Recommandation n° 12 : Pour permettre la tenue d'un rendez-vous régulier entre le public français et les pensionnaires des différentes résidences françaises d'artistes à l'étranger, faire le bilan de la première édition du festival « Viva Villa ! » et, le cas échéant, pérenniser ce festival en envisageant les modalités selon lesquelles il pourrait être itinérant, afin que les travaux des pensionnaires soient présentés dans différentes régions et non seulement à Paris.

Recommandation n° 13 : Afin d'assurer, comme le prévoyait le projet initial, l'existence a minima de liens entre la Villa Médicis et le centre artistique sur le site de la tour Utrillo à Clichy-Montfermeil, planifier l'organisation dans le nouveau centre chaque année d'une exposition d'un artiste ancien pensionnaire de la Villa Médicis et envisager la réciproque lorsque le nouveau centre aura pleinement engagé une activité d'accueil d'artistes en résidence.

Quatrième axe : pour assurer la soutenabilité du budget de la Villa Médicis, pérenniser les ressources propres dans le respect des missions statutaires et conclure un nouveau contrat d'objectifs et de moyens

Recommandation n° 14 : Pour donner aux personnels de l'Académie les moyens d'un pilotage efficace vers des objectifs clairs et permettre à la tutelle d'exercer son contrôle dans de bonnes conditions, conclure un contrat d'objectifs et de moyens avant la fin de l'année 2016.

Recommandation n° 15 : Afin de donner à la Villa les moyens de faire face aux aléas dont les conséquences budgétaires ne peuvent pas être absorbées par simple redéploiement (sécurité, risques naturels), formaliser au sein du contrat d'objectifs et de moyens l'engagement pris par l'État de prendre en charge les dépenses exceptionnelles.

Recommandation n° 16 : Pour permettre à l'Académie de piloter efficacement le développement de ses ressources propres, faire à échéances régulières, par exemple tous les ans ou tous les deux ans, un bilan stratégique, et non seulement budgétaire, des activités générant des ressources propres.

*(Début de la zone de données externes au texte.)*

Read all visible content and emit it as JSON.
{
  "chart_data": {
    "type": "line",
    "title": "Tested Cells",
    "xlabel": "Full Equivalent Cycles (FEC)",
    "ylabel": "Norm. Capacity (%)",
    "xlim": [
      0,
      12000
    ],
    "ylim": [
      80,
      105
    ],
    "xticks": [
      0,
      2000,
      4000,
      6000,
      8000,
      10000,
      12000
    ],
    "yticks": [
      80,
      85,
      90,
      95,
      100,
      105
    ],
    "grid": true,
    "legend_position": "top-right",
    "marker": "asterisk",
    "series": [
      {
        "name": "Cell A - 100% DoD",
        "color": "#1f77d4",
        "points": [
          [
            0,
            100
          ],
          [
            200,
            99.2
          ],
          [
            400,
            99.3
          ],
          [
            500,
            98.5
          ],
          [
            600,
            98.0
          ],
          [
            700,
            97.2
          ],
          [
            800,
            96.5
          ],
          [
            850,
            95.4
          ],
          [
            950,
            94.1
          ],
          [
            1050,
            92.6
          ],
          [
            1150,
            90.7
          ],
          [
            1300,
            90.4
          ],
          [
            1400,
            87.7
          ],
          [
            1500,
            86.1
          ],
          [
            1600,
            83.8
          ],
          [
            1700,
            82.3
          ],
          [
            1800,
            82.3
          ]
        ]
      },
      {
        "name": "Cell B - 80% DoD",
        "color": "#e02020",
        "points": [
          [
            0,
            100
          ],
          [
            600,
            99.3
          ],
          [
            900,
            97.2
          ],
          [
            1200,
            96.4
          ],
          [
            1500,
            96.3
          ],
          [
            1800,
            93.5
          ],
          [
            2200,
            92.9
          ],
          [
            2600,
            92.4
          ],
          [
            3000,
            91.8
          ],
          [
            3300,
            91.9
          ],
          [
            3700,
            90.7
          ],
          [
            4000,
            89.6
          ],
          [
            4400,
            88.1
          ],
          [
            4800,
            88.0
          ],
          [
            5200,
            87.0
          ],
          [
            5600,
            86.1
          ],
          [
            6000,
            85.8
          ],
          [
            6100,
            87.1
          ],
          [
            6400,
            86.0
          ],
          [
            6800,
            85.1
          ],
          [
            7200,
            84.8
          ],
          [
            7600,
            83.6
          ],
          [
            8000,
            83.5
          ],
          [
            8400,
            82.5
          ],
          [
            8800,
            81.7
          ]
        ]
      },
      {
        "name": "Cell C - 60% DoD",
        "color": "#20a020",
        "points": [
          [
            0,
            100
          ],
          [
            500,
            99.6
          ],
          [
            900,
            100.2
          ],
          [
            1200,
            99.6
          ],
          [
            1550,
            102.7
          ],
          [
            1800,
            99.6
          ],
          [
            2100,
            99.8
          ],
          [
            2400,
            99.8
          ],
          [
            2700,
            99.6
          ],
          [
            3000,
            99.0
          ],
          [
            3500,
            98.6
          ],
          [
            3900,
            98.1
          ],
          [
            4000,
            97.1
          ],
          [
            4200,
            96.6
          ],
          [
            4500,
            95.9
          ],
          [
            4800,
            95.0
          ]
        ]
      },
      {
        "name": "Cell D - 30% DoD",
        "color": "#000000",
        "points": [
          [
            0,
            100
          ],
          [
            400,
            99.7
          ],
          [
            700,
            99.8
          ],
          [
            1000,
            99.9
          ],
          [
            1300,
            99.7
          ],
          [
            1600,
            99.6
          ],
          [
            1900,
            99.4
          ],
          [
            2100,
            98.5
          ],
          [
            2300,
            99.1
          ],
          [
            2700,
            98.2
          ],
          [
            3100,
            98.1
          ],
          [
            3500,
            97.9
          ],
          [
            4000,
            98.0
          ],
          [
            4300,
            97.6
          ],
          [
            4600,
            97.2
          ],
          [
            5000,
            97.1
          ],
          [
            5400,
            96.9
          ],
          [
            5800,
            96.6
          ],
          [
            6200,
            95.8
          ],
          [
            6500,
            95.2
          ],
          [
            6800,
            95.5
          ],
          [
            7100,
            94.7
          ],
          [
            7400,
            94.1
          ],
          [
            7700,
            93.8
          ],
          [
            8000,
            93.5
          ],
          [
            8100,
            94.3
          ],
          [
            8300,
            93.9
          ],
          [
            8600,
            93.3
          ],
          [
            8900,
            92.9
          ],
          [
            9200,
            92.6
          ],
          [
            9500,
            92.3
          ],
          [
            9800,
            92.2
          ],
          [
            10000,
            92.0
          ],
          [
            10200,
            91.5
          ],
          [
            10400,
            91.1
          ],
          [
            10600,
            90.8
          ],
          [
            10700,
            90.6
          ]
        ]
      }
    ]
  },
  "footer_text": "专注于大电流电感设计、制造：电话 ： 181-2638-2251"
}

Dans ce cadre, identifier et formaliser les difficultés rencontrées afin de garantir que l'objectif de développement des ressources propres n'empiète pas de façon excessive sur l'accomplissement, par la Villa, des missions statutaires qui lui sont confiées.

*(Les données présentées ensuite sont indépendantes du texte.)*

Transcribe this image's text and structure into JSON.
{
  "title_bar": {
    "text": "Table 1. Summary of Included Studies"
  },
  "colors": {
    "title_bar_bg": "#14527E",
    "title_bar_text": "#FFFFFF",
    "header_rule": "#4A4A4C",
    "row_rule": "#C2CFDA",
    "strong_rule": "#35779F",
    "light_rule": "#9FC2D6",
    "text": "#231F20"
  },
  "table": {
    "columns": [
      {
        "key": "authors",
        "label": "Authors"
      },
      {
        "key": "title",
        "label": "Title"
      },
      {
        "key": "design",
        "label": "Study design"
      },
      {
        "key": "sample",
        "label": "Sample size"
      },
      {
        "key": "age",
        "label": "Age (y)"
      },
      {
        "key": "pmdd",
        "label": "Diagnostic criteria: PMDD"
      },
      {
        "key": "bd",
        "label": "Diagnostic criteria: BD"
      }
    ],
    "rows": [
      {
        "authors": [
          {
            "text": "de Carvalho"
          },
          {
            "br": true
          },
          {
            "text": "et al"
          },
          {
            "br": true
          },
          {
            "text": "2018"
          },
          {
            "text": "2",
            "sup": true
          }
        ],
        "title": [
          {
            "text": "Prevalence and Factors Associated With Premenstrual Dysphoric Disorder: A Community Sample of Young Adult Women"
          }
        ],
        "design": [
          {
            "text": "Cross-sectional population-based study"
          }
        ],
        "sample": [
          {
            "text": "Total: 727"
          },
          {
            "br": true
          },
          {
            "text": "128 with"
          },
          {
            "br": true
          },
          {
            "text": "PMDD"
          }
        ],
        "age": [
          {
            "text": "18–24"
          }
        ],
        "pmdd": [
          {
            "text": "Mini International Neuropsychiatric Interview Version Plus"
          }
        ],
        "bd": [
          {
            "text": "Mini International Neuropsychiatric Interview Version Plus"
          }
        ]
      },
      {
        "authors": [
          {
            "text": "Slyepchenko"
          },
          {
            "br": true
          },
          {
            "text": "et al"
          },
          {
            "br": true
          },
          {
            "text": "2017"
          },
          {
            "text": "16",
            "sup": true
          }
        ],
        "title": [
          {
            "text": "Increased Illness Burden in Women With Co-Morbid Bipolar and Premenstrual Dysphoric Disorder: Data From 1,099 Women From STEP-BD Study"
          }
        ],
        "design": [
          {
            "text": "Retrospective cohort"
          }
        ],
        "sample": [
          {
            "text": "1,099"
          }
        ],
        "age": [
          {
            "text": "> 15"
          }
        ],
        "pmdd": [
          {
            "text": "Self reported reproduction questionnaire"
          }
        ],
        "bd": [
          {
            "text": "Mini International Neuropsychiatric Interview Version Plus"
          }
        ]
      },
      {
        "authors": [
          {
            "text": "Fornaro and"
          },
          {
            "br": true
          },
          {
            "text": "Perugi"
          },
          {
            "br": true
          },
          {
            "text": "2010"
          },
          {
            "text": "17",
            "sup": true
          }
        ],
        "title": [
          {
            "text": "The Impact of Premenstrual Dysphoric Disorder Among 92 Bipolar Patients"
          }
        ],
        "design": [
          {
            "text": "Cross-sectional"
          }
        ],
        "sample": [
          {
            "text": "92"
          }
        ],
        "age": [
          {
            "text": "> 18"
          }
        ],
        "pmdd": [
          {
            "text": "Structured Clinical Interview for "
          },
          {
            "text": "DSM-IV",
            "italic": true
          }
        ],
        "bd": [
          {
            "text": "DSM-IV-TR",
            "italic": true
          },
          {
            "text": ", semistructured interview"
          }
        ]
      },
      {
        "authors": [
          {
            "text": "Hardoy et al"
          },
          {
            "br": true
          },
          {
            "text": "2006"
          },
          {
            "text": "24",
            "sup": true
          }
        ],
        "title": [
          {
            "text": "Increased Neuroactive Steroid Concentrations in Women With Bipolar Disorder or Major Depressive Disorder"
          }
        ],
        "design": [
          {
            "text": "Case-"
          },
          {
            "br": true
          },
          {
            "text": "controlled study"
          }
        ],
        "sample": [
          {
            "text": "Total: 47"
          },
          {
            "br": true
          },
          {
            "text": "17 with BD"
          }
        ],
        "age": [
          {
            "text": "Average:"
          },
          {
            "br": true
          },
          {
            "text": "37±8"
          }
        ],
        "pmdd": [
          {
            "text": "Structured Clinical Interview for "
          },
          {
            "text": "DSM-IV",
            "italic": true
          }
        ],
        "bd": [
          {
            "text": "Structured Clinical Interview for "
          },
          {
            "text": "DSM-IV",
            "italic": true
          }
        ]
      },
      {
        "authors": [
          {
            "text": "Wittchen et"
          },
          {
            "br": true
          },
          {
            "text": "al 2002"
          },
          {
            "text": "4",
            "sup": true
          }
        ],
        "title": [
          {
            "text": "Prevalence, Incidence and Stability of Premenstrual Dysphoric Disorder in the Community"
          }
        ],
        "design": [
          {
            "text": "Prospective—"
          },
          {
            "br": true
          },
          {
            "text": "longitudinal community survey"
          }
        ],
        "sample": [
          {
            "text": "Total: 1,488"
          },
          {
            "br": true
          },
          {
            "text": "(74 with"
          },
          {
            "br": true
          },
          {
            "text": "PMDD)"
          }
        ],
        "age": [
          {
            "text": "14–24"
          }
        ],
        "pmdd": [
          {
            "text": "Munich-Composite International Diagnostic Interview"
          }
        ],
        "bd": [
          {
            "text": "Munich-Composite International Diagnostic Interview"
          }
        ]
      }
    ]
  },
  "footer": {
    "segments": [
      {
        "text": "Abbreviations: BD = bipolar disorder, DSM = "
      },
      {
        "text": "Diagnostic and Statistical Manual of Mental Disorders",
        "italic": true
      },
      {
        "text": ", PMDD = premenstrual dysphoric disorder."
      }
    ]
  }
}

Recommandation n° 17 : Afin de préserver le prestige de la Villa Médicis et le pouvoir de contrôle du conseil d'administration sur les partenariats avec des personnes privées, réserver le bénéfice de la location d'espaces au sein de la Villa à la seule Académie ou du moins mettre fin à la situation de concurrence, en matière de location d'espaces, avec le concessionnaire du service de restauration qui loue ses espaces à des tarifs inférieurs à ceux que fixe le conseil d'administration de l'Académie de France.

Recommandation n° 18 : Pour améliorer la visibilité et la lisibilité des actions de la Villa en matière de mécénat, mener à bien le projet de création d'une structure permettant de faciliter le mécénat d'entreprises mais aussi de personnes privées. Renforcer les moyens alloués à la prospection de mécènes et à la gestion des soutiens existants.